Deutsche Bank AG (DB) probably saw profit decline 34% in the first quarter, based on a FactSet survey, underscoring the troubles faced by Germany's largest lender as new CEO Christian Sewing takes over.
A report due out Thursday from the Frankfurt-based Deutsche Bank could show that profit fell to 377 million euros in the period, or 28 cents a share, according to the FactSet survey of 27 analysts. Return on tangible equity -- a key measure of bank profitability -- was an estimated 4.7%, less than a third of the level reported by U.S. rival JPMorgan Chase & Co. (JPM) , the survey showed.

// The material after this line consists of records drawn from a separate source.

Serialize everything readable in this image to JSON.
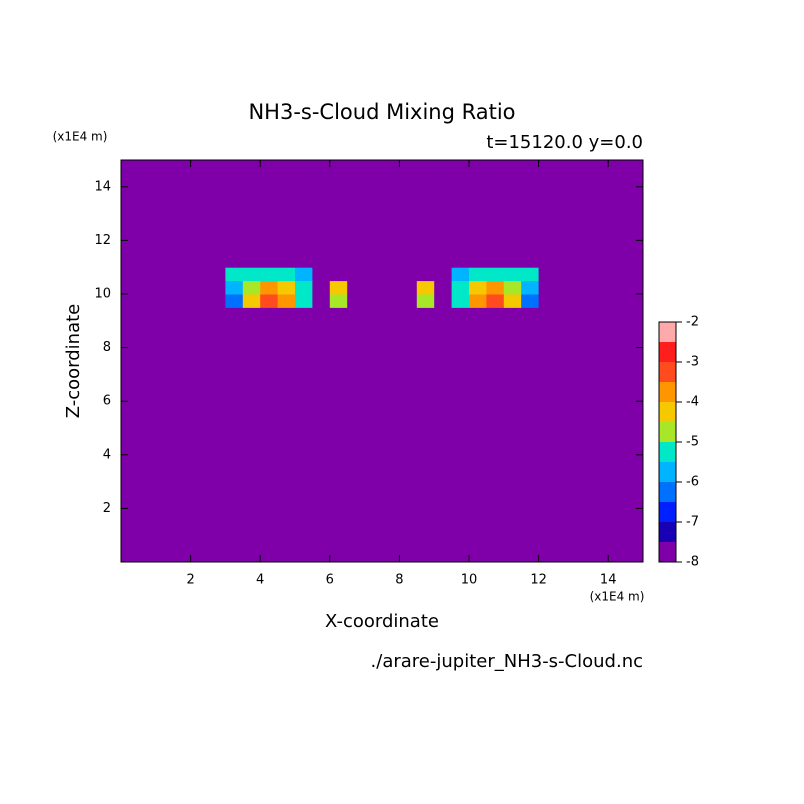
{
  "chart_data": {
    "type": "contour",
    "title": "NH3-s-Cloud Mixing Ratio",
    "subtitle": "t=15120.0 y=0.0",
    "x_label": "X-coordinate",
    "y_label": "Z-coordinate",
    "x_unit": "(x1E4 m)",
    "y_unit": "(x1E4 m)",
    "source": "./arare-jupiter_NH3-s-Cloud.nc",
    "xlim": [
      0,
      15
    ],
    "ylim": [
      0,
      15
    ],
    "xticks": [
      2,
      4,
      6,
      8,
      10,
      12,
      14
    ],
    "yticks": [
      2,
      4,
      6,
      8,
      10,
      12,
      14
    ],
    "levels": [
      -8,
      -7.5,
      -7,
      -6.5,
      -6,
      -5.5,
      -5,
      -4.5,
      -4,
      -3.5,
      -3,
      -2.5,
      -2
    ],
    "level_colors": [
      "#7f00a8",
      "#1800b4",
      "#0020ff",
      "#0070ff",
      "#00b4ff",
      "#00e8c8",
      "#a8e628",
      "#f5c800",
      "#ff9600",
      "#ff4b1e",
      "#ff1e1e",
      "#ffaaaa"
    ],
    "colorbar_ticks": [
      -8,
      -7,
      -6,
      -5,
      -4,
      -3,
      -2
    ],
    "values": [
      [
        -8,
        -8,
        -8,
        -8,
        -8,
        -8,
        -8,
        -8,
        -8,
        -8,
        -8,
        -8,
        -8,
        -8,
        -8,
        -8,
        -8,
        -8,
        -8,
        -8,
        -8,
        -8,
        -8,
        -8,
        -8,
        -8,
        -8,
        -8,
        -8,
        -8
      ],
      [
        -8,
        -8,
        -8,
        -8,
        -8,
        -8,
        -8,
        -8,
        -8,
        -8,
        -8,
        -8,
        -8,
        -8,
        -8,
        -8,
        -8,
        -8,
        -8,
        -8,
        -8,
        -8,
        -8,
        -8,
        -8,
        -8,
        -8,
        -8,
        -8,
        -8
      ],
      [
        -8,
        -8,
        -8,
        -8,
        -8,
        -8,
        -8,
        -8,
        -8,
        -8,
        -8,
        -8,
        -8,
        -8,
        -8,
        -8,
        -8,
        -8,
        -8,
        -8,
        -8,
        -8,
        -8,
        -8,
        -8,
        -8,
        -8,
        -8,
        -8,
        -8
      ],
      [
        -8,
        -8,
        -8,
        -8,
        -8,
        -8,
        -8,
        -8,
        -8,
        -8,
        -8,
        -8,
        -8,
        -8,
        -8,
        -8,
        -8,
        -8,
        -8,
        -8,
        -8,
        -8,
        -8,
        -8,
        -8,
        -8,
        -8,
        -8,
        -8,
        -8
      ],
      [
        -8,
        -8,
        -8,
        -8,
        -8,
        -8,
        -8,
        -8,
        -8,
        -8,
        -8,
        -8,
        -8,
        -8,
        -8,
        -8,
        -8,
        -8,
        -8,
        -8,
        -8,
        -8,
        -8,
        -8,
        -8,
        -8,
        -8,
        -8,
        -8,
        -8
      ],
      [
        -8,
        -8,
        -8,
        -8,
        -8,
        -8,
        -8,
        -8,
        -8,
        -8,
        -8,
        -8,
        -8,
        -8,
        -8,
        -8,
        -8,
        -8,
        -8,
        -8,
        -8,
        -8,
        -8,
        -8,
        -8,
        -8,
        -8,
        -8,
        -8,
        -8
      ],
      [
        -8,
        -8,
        -8,
        -8,
        -8,
        -8,
        -8,
        -8,
        -8,
        -8,
        -8,
        -8,
        -8,
        -8,
        -8,
        -8,
        -8,
        -8,
        -8,
        -8,
        -8,
        -8,
        -8,
        -8,
        -8,
        -8,
        -8,
        -8,
        -8,
        -8
      ],
      [
        -8,
        -8,
        -8,
        -8,
        -8,
        -8,
        -8,
        -8,
        -8,
        -8,
        -8,
        -8,
        -8,
        -8,
        -8,
        -8,
        -8,
        -8,
        -8,
        -8,
        -8,
        -8,
        -8,
        -8,
        -8,
        -8,
        -8,
        -8,
        -8,
        -8
      ],
      [
        -8,
        -8,
        -8,
        -8,
        -8,
        -8,
        -8,
        -8,
        -8,
        -8,
        -8,
        -8,
        -8,
        -8,
        -8,
        -8,
        -8,
        -8,
        -8,
        -8,
        -8,
        -8,
        -8,
        -8,
        -8,
        -8,
        -8,
        -8,
        -8,
        -8
      ],
      [
        -8,
        -8,
        -8,
        -8,
        -8,
        -8,
        -8,
        -8,
        -8,
        -8,
        -8,
        -8,
        -8,
        -8,
        -8,
        -8,
        -8,
        -8,
        -8,
        -8,
        -8,
        -8,
        -8,
        -8,
        -8,
        -8,
        -8,
        -8,
        -8,
        -8
      ],
      [
        -8,
        -8,
        -8,
        -8,
        -8,
        -8,
        -8,
        -8,
        -8,
        -8,
        -8,
        -8,
        -8,
        -8,
        -8,
        -8,
        -8,
        -8,
        -8,
        -8,
        -8,
        -8,
        -8,
        -8,
        -8,
        -8,
        -8,
        -8,
        -8,
        -8
      ],
      [
        -8,
        -8,
        -8,
        -8,
        -8,
        -8,
        -8,
        -8,
        -8,
        -8,
        -8,
        -8,
        -8,
        -8,
        -8,
        -8,
        -8,
        -8,
        -8,
        -8,
        -8,
        -8,
        -8,
        -8,
        -8,
        -8,
        -8,
        -8,
        -8,
        -8
      ],
      [
        -8,
        -8,
        -8,
        -8,
        -8,
        -8,
        -8,
        -8,
        -8,
        -8,
        -8,
        -8,
        -8,
        -8,
        -8,
        -8,
        -8,
        -8,
        -8,
        -8,
        -8,
        -8,
        -8,
        -8,
        -8,
        -8,
        -8,
        -8,
        -8,
        -8
      ],
      [
        -8,
        -8,
        -8,
        -8,
        -8,
        -8,
        -8,
        -8,
        -8,
        -8,
        -8,
        -8,
        -8,
        -8,
        -8,
        -8,
        -8,
        -8,
        -8,
        -8,
        -8,
        -8,
        -8,
        -8,
        -8,
        -8,
        -8,
        -8,
        -8,
        -8
      ],
      [
        -8,
        -8,
        -8,
        -8,
        -8,
        -8,
        -8,
        -8,
        -8,
        -8,
        -8,
        -8,
        -8,
        -8,
        -8,
        -8,
        -8,
        -8,
        -8,
        -8,
        -8,
        -8,
        -8,
        -8,
        -8,
        -8,
        -8,
        -8,
        -8,
        -8
      ],
      [
        -8,
        -8,
        -8,
        -8,
        -8,
        -8,
        -8,
        -8,
        -8,
        -8,
        -8,
        -8,
        -8,
        -8,
        -8,
        -8,
        -8,
        -8,
        -8,
        -8,
        -8,
        -8,
        -8,
        -8,
        -8,
        -8,
        -8,
        -8,
        -8,
        -8
      ],
      [
        -8,
        -8,
        -8,
        -8,
        -8,
        -8,
        -8,
        -8,
        -8,
        -8,
        -8,
        -8,
        -8,
        -8,
        -8,
        -8,
        -8,
        -8,
        -8,
        -8,
        -8,
        -8,
        -8,
        -8,
        -8,
        -8,
        -8,
        -8,
        -8,
        -8
      ],
      [
        -8,
        -8,
        -8,
        -8,
        -8,
        -8,
        -8,
        -8,
        -8,
        -8,
        -8,
        -8,
        -8,
        -8,
        -8,
        -8,
        -8,
        -8,
        -8,
        -8,
        -8,
        -8,
        -8,
        -8,
        -8,
        -8,
        -8,
        -8,
        -8,
        -8
      ],
      [
        -8,
        -8,
        -8,
        -8,
        -8,
        -8,
        -8,
        -8,
        -8,
        -8,
        -8,
        -8,
        -8,
        -8,
        -8,
        -8,
        -8,
        -8,
        -8,
        -8,
        -8,
        -8,
        -8,
        -8,
        -8,
        -8,
        -8,
        -8,
        -8,
        -8
      ],
      [
        -8,
        -8,
        -8,
        -8,
        -8,
        -8,
        -6.5,
        -4.2,
        -3.2,
        -3.8,
        -5.5,
        -8,
        -5,
        -8,
        -8,
        -8,
        -8,
        -5,
        -8,
        -5.5,
        -3.8,
        -3.2,
        -4.2,
        -6.5,
        -8,
        -8,
        -8,
        -8,
        -8,
        -8
      ],
      [
        -8,
        -8,
        -8,
        -8,
        -8,
        -8,
        -6,
        -4.7,
        -3.8,
        -4.2,
        -5.3,
        -8,
        -4.2,
        -8,
        -8,
        -8,
        -8,
        -4.2,
        -8,
        -5.3,
        -4.2,
        -3.8,
        -4.7,
        -6,
        -8,
        -8,
        -8,
        -8,
        -8,
        -8
      ],
      [
        -8,
        -8,
        -8,
        -8,
        -8,
        -8,
        -5.2,
        -5.2,
        -5.2,
        -5.2,
        -5.8,
        -8,
        -8,
        -8,
        -8,
        -8,
        -8,
        -8,
        -8,
        -5.8,
        -5.2,
        -5.2,
        -5.2,
        -5.2,
        -8,
        -8,
        -8,
        -8,
        -8,
        -8
      ],
      [
        -8,
        -8,
        -8,
        -8,
        -8,
        -8,
        -8,
        -8,
        -8,
        -8,
        -8,
        -8,
        -8,
        -8,
        -8,
        -8,
        -8,
        -8,
        -8,
        -8,
        -8,
        -8,
        -8,
        -8,
        -8,
        -8,
        -8,
        -8,
        -8,
        -8
      ],
      [
        -8,
        -8,
        -8,
        -8,
        -8,
        -8,
        -8,
        -8,
        -8,
        -8,
        -8,
        -8,
        -8,
        -8,
        -8,
        -8,
        -8,
        -8,
        -8,
        -8,
        -8,
        -8,
        -8,
        -8,
        -8,
        -8,
        -8,
        -8,
        -8,
        -8
      ],
      [
        -8,
        -8,
        -8,
        -8,
        -8,
        -8,
        -8,
        -8,
        -8,
        -8,
        -8,
        -8,
        -8,
        -8,
        -8,
        -8,
        -8,
        -8,
        -8,
        -8,
        -8,
        -8,
        -8,
        -8,
        -8,
        -8,
        -8,
        -8,
        -8,
        -8
      ],
      [
        -8,
        -8,
        -8,
        -8,
        -8,
        -8,
        -8,
        -8,
        -8,
        -8,
        -8,
        -8,
        -8,
        -8,
        -8,
        -8,
        -8,
        -8,
        -8,
        -8,
        -8,
        -8,
        -8,
        -8,
        -8,
        -8,
        -8,
        -8,
        -8,
        -8
      ],
      [
        -8,
        -8,
        -8,
        -8,
        -8,
        -8,
        -8,
        -8,
        -8,
        -8,
        -8,
        -8,
        -8,
        -8,
        -8,
        -8,
        -8,
        -8,
        -8,
        -8,
        -8,
        -8,
        -8,
        -8,
        -8,
        -8,
        -8,
        -8,
        -8,
        -8
      ],
      [
        -8,
        -8,
        -8,
        -8,
        -8,
        -8,
        -8,
        -8,
        -8,
        -8,
        -8,
        -8,
        -8,
        -8,
        -8,
        -8,
        -8,
        -8,
        -8,
        -8,
        -8,
        -8,
        -8,
        -8,
        -8,
        -8,
        -8,
        -8,
        -8,
        -8
      ],
      [
        -8,
        -8,
        -8,
        -8,
        -8,
        -8,
        -8,
        -8,
        -8,
        -8,
        -8,
        -8,
        -8,
        -8,
        -8,
        -8,
        -8,
        -8,
        -8,
        -8,
        -8,
        -8,
        -8,
        -8,
        -8,
        -8,
        -8,
        -8,
        -8,
        -8
      ],
      [
        -8,
        -8,
        -8,
        -8,
        -8,
        -8,
        -8,
        -8,
        -8,
        -8,
        -8,
        -8,
        -8,
        -8,
        -8,
        -8,
        -8,
        -8,
        -8,
        -8,
        -8,
        -8,
        -8,
        -8,
        -8,
        -8,
        -8,
        -8,
        -8,
        -8
      ]
    ]
  }
}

Deutsche Bank is coming off three straight years of net losses totaling more than $10 billion and an ongoing erosion of market share in its once-dominant investment-banking and trading unit. Former CEO John Cryan's attempts to turn around the litigation-plagued lender ended earlier this month when the bank's supervisory board, led by Chairman Paul Achleitner, replaced him with Sewing, who had been overseeing the private- and commercial-banking division.
The company has seen its share of global investment-banking and trading revenue shrink in recent years, and that trend continued in the first quarter, based on estimates by the brokerage firm RBC Capital Markets.
Revenue from trading stocks, bonds, commodities and currencies probably fell 11% from a year earlier, compared with an average gain of 2% for nine global banks tracked by RBC, according to an April 8 report. Fees from advising on mergers and underwriting stock and bonds probably fell 21%, compared with an average industry decline of just 2%, according to the report.
When the bank announced Cryan's departure, it also said that Co-President Marcus Schenck, a former Goldman Sachs Group Inc. (GS) executive who helped oversee the investment-banking division, would leave.
Speculation has mounted that Sewing may make drastic cuts in the trading and investment-banking unit, as analysts including Viola Risk Advisors' David Hendler say the company needs to undergo a major restructuring to win back investors' confidence.
One possibility could be for Deutsche Bank to significantly curtail its global ambitions in trading and investment banking and concentrate on its strength as a European-focused corporate lender and brokerage firm, according to Hendler.
Bloomberg News, citing people familiar with the matter, reported this week that Sewing is weighing extensive cuts to the lender's stock-trading business. The details could be announced as soon as Thursday, according to the report.
A Deutsche Bank spokesman declined to comment.
The lender's shares have tumbled 29% in the past year, even as global rivals JPMorgan and Bank of America Corp. (BAC) have seen their stocks rally more than 20% each.
Cryan's main strategy had been to cut costs and resolve legacy troubles, such as mortgage-related legal costs, according to Hendler. Even so, the bank earlier this year had to raise its estimate for 2018 costs by 4.5% to 23 billion euros, due to the delay or suspension of planned business disposals.
In February, the bank hatched a plan to fire 250 to 500 employees in its trading and investment-banking division -- just weeks before annual bonuses were paid out -- to save money that could be paid out to top performers.
Cryan told investors that cost-cutting was a "critical component of improved and sustained profitability," after saying last year that the bank was "investing in people."